Viyana’da İbn Arabi Düşüncesi ve Modern Çağ Konferansı

27.03.2015

Viyana’da İbn Arabi Düşüncesi ve Modern Çağ Konferansı

Yunus Emre Enstitüsü Viyana, 5 Haziran Cuma günü gerçekleşen “İbn Arabi Düşüncesi ve Modern Çağ“ başlıklı konferansa ev sahipliği yaptı.

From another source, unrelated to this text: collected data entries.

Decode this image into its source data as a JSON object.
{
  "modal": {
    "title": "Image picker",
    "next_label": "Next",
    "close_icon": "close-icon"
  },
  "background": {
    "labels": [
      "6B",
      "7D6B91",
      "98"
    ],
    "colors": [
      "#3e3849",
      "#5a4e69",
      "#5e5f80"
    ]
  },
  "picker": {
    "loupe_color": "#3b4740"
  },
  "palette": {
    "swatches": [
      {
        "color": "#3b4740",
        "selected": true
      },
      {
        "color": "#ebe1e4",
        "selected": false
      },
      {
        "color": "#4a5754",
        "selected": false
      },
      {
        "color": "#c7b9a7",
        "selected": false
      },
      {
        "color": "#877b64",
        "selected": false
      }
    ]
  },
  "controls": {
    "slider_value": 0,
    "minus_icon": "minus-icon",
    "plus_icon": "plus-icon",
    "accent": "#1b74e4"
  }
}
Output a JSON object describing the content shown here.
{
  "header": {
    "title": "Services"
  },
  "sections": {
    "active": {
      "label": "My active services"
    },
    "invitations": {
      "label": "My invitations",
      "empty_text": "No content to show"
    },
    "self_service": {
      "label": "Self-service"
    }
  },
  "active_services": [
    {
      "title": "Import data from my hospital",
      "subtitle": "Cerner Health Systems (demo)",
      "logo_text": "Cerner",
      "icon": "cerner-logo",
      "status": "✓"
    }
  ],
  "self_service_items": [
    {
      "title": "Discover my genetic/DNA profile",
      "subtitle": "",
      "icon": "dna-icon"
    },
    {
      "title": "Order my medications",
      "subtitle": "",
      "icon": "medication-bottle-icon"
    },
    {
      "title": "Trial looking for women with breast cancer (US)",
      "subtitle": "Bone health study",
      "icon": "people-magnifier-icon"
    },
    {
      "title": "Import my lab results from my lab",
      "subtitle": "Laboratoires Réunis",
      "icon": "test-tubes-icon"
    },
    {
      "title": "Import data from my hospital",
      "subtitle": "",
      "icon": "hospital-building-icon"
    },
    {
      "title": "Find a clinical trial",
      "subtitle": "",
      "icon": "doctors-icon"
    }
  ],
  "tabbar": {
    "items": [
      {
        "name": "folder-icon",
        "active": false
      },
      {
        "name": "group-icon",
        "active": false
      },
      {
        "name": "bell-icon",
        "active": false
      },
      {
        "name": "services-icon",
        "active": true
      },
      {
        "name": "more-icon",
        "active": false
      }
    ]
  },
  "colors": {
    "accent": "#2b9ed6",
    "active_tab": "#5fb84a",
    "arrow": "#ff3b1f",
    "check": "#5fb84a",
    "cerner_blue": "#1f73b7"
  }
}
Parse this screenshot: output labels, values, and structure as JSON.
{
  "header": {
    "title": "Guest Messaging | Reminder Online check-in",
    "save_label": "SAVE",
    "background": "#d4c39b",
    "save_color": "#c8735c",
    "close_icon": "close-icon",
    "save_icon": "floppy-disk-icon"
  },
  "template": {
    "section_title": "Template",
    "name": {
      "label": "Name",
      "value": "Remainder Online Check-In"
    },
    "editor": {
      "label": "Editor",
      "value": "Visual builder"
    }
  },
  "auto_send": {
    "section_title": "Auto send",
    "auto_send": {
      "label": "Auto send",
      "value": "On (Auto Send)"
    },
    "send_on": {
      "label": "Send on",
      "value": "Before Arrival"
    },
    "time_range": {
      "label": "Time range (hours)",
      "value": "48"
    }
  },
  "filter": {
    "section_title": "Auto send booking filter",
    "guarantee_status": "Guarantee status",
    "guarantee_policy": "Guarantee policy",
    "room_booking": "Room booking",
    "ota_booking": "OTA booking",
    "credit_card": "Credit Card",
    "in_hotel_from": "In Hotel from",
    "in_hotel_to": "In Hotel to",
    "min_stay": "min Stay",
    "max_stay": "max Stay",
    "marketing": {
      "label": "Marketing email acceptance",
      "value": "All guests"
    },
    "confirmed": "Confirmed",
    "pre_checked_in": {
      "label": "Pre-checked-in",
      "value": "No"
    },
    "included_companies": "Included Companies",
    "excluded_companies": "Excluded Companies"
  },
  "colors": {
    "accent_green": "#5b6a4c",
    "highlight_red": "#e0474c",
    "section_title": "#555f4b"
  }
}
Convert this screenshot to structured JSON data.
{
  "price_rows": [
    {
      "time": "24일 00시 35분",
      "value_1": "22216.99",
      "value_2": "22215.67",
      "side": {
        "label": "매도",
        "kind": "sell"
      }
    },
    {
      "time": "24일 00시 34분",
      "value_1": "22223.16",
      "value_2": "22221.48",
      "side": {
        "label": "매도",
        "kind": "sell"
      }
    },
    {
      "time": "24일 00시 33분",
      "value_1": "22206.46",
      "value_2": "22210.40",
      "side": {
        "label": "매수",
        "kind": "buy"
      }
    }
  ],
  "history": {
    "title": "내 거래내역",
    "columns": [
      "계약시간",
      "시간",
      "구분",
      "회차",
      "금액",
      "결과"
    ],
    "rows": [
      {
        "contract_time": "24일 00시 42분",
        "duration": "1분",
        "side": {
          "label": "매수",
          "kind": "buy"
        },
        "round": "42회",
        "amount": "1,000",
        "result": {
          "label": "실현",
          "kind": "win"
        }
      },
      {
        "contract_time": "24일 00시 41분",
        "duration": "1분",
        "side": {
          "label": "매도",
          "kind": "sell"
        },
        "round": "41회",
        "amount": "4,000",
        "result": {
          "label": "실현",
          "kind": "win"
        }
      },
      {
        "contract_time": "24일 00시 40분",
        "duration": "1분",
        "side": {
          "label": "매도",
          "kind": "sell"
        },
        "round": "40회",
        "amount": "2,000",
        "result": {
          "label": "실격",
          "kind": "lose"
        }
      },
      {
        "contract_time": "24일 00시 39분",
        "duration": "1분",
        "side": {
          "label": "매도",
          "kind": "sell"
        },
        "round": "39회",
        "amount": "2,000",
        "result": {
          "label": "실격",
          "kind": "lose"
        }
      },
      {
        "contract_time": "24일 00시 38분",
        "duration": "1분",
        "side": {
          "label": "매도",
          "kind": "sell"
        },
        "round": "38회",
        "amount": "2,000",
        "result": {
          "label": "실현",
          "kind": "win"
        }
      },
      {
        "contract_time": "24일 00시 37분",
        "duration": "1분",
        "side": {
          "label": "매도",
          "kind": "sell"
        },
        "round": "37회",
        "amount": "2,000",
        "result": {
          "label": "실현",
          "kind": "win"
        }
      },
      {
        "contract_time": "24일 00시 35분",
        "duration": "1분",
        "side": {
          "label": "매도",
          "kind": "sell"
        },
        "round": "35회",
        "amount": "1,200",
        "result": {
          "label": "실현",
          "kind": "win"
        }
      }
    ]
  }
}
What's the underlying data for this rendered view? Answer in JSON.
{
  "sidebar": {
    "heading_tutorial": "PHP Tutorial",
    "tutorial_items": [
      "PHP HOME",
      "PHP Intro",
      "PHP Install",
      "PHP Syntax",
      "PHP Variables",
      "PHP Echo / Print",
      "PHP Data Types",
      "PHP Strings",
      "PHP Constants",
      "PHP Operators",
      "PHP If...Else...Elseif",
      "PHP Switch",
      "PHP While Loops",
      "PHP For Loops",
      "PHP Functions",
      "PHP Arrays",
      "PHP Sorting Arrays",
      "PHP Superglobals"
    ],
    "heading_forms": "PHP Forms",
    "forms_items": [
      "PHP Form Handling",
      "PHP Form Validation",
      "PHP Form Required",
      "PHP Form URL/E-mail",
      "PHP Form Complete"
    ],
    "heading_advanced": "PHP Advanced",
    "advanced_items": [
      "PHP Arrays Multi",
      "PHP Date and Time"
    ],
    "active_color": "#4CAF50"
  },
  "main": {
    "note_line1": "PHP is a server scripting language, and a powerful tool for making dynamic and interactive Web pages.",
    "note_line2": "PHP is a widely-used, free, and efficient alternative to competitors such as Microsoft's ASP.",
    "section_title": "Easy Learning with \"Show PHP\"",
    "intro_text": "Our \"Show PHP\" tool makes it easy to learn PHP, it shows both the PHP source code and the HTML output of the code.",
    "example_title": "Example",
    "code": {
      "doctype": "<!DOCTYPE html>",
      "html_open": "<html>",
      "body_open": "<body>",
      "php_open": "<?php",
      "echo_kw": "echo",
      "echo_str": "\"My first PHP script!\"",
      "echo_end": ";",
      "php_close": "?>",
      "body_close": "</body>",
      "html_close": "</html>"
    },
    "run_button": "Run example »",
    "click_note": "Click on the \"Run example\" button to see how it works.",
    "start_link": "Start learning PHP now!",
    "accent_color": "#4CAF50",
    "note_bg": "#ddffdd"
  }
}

Yunus Emre Enstitüsü Viyana,  5 Haziran Cuma günü gerçekleşen “İbn Arabi Düşüncesi ve Modern Çağ“ başlıklı konferansa ev sahipliği yaptı.

 

Marmara Üniversitesi Öğretim Üyesi, İslam Teşkilatı Parlamentolar Birliği Genel Sekreteri ve Oxford İbn Arabi Cemiyeti Şeref Üyesi Prof. Dr. Mahmud Erol Kılıç tarafından İngilizce verilen konferans, dinleyiciler tarafından yoğun ilgiyle karşılandı.

 

Kılıç konuşmasına İbn Arabi’nin Türkler, özellikle de Osmanlı Devleti açısından önemine değinerek başladı ve İbn Arabi’nin Osmanlı, Devleti döneminde, sadece tasavvufi çevreler tarafından değil devlet erkânı ve ilmi çevreler tarafından da manevi bir kurucu olarak kabul edildiği ifade etti.

 

Devlet-i Aliyye'nin İbn Arabi, Hz. Mevlana ve Yunus Emre gibi üç büyük kaynaktan beslendiğini özellikle vurgulayan Kılıç;  sözlerine “13. Yüzyıl Anadolu açısından ilginç bir dönem; Şeyhi Ekber İbn Arabi Endülüs’ten kalkıyor, Hz. Mevlana Belh’ten kalkıyor, Kirmani İran’dan kalkıyor ve Anadolu’ya geliyor. Ancak özellikle İbn Arabi Mekke’de aldığı manevi işaretle Anadolu’ya doğru yola çıkıyor. Malatya'da 10 sene kalıyor ardından Sivas ve Konya'ya gidiyor. Bunu düşünmek gerekir" diyerek devam etti.

 

Vahdeti vücut teriminin İbn Arabi tarafından hiçbir zaman kullanılmadığını belirten Kılıç, bu tabiri İbn Teymiye'nin kullandığını ama içerdiği mana açısından terimin doğru olduğunu söyledi. Çokça tartışılan vahdeti vücut anlayışının aslında İslam'ın asıl anlayışını ifade ettiğini belirten Kılıç, günümüzde gelinen noktanın bunu nasıl kanıtladığını örnekleriyle anlattı. Fundamentalizmin artışının sebebini tasavvufi dünya görüşünün terk edilmesi olduğunun altını çizen Profesör, İbn Arabi ve tasavvuf anlayışıyla bağ kurulması halinde sorunların azalacağını vurguladı. 

 

Konferans sonrası özellikle doktora öğrencileriyle bir süre sohbet eden Kılıç, Almanca konuşulan ülkelerde İbn Arabi üzerine yapılan çalışmaların az olduğunu ancak ilginin gittikçe arttığını belirterek öğrencilere konuyla ilgili çeşitli tavsiyelerde bulundu.